Schematic of Notch signaling in sprouting angiogenesis. (1) Angiogenesis is initiated by a stimulus such as hypoxia, which leads to an increase in vascular endothelial growth factor (VEGF) expression in tissues. (2) The presence of VEGF (green circles) leads to the binding of VEGF receptor 2 (VEGFR2) on the surface of the endothelial cells. A VEGF/Notch-regulated mechanism ensures a limited number of tip cells are formed through a process known as lateral inhibition. After VEGF binds to the VEGFR2 receptor, it promotes the formation of a tip cell (brown cell) and promotes an increase in the Notch ligand Dll4 expression, while simultaneously inhibiting the formation of tip cells by its neighbors through Notch signaling.
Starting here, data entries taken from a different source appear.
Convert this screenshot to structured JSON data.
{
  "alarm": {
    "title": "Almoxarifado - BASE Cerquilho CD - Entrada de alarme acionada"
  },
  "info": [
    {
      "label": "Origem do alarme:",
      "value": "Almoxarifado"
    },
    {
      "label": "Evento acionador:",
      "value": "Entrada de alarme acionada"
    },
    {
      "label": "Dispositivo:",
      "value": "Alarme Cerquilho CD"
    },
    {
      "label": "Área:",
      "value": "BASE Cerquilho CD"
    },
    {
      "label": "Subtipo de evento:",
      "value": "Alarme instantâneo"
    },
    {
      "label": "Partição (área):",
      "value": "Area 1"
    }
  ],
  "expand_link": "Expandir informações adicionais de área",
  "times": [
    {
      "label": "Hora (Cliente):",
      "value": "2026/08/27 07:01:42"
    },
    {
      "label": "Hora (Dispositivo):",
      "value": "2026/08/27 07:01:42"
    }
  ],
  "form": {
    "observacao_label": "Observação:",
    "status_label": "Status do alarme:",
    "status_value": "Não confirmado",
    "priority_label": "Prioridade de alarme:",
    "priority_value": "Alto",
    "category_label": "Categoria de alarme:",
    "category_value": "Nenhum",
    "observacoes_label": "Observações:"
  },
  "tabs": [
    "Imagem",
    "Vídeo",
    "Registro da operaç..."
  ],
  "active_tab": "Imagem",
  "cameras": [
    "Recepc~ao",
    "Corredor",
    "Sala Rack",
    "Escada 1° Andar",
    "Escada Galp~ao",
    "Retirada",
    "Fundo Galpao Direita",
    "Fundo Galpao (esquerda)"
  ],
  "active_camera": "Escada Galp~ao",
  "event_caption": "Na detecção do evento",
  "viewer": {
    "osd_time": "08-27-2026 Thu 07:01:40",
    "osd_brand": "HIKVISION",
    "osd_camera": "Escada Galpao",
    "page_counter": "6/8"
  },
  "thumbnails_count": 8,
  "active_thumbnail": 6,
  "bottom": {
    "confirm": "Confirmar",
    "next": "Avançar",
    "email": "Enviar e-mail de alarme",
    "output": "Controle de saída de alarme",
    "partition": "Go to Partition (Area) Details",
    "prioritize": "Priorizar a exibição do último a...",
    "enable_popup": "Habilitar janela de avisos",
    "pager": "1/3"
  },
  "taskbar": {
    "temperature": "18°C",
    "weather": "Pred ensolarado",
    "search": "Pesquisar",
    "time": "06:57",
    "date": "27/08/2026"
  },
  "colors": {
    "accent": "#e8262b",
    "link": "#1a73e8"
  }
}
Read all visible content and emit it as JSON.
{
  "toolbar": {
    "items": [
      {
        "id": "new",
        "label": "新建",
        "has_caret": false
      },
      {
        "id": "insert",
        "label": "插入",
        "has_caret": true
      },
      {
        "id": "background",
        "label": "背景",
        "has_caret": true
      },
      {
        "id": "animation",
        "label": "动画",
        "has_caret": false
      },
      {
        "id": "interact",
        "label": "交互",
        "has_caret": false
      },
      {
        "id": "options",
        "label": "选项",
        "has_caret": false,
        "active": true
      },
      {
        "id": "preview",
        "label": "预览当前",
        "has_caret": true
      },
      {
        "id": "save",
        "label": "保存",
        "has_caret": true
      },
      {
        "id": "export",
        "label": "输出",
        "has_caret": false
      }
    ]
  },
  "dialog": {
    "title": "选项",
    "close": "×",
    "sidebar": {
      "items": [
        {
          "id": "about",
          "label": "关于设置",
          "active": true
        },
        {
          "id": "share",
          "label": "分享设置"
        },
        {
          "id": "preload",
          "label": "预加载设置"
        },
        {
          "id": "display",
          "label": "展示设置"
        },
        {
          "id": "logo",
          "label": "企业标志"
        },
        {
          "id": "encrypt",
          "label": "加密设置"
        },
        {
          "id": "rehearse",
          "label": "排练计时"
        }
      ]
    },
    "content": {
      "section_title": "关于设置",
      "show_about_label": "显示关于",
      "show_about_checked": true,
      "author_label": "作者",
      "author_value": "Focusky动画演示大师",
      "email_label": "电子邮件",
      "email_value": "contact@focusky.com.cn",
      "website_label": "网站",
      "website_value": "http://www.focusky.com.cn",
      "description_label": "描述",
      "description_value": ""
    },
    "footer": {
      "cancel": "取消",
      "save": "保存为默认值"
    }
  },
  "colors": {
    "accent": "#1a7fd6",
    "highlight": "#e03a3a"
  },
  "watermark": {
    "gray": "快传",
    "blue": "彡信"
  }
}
Activating Notch signaling results in the down-regulation of VEGFR2 and promotes the production of soluble VEGFR (sVEGFR) that can then act to scavenge extracellular VEGF and hence prevent overvascularization. (3) These cells will then become stalk cells that form the body of the sprouting vessel. (Created in BioRender.com.)

Figure 4.

The role of Notch in vascular endothelial and mural cell communication. (A) Schematic of mural cell localization within branching arterioles. (B) Cross-sectional magnification of a capillary highlight pericytes (green), endothelial cells (red), and basal lamina (pink). (C) Transmission electron microscopy (TEM) images of vessels within the retinal ganglion cell layer demonstrate a peg and socket connection between the endothelial cell and pericyte. (D) Notch expressed in the mural cell (green) is activated upon ligand binding from the endothelial cell (red). (E) After a series of proteolytic events (see Fig. 1), the Notch intracellular domain (NICD) translocates to the nucleus and promotes transcription of a number of genes including PDGFRβ, smooth muscle actin (SMA), Notch 3, and Jagged 1, which promote mural cell maturation and stability. (DSL) Delta/Serrate/Lag, (RBPJK) recombination signal-binding protein for immunoglobulin κJ. (Created in BioRender.com.)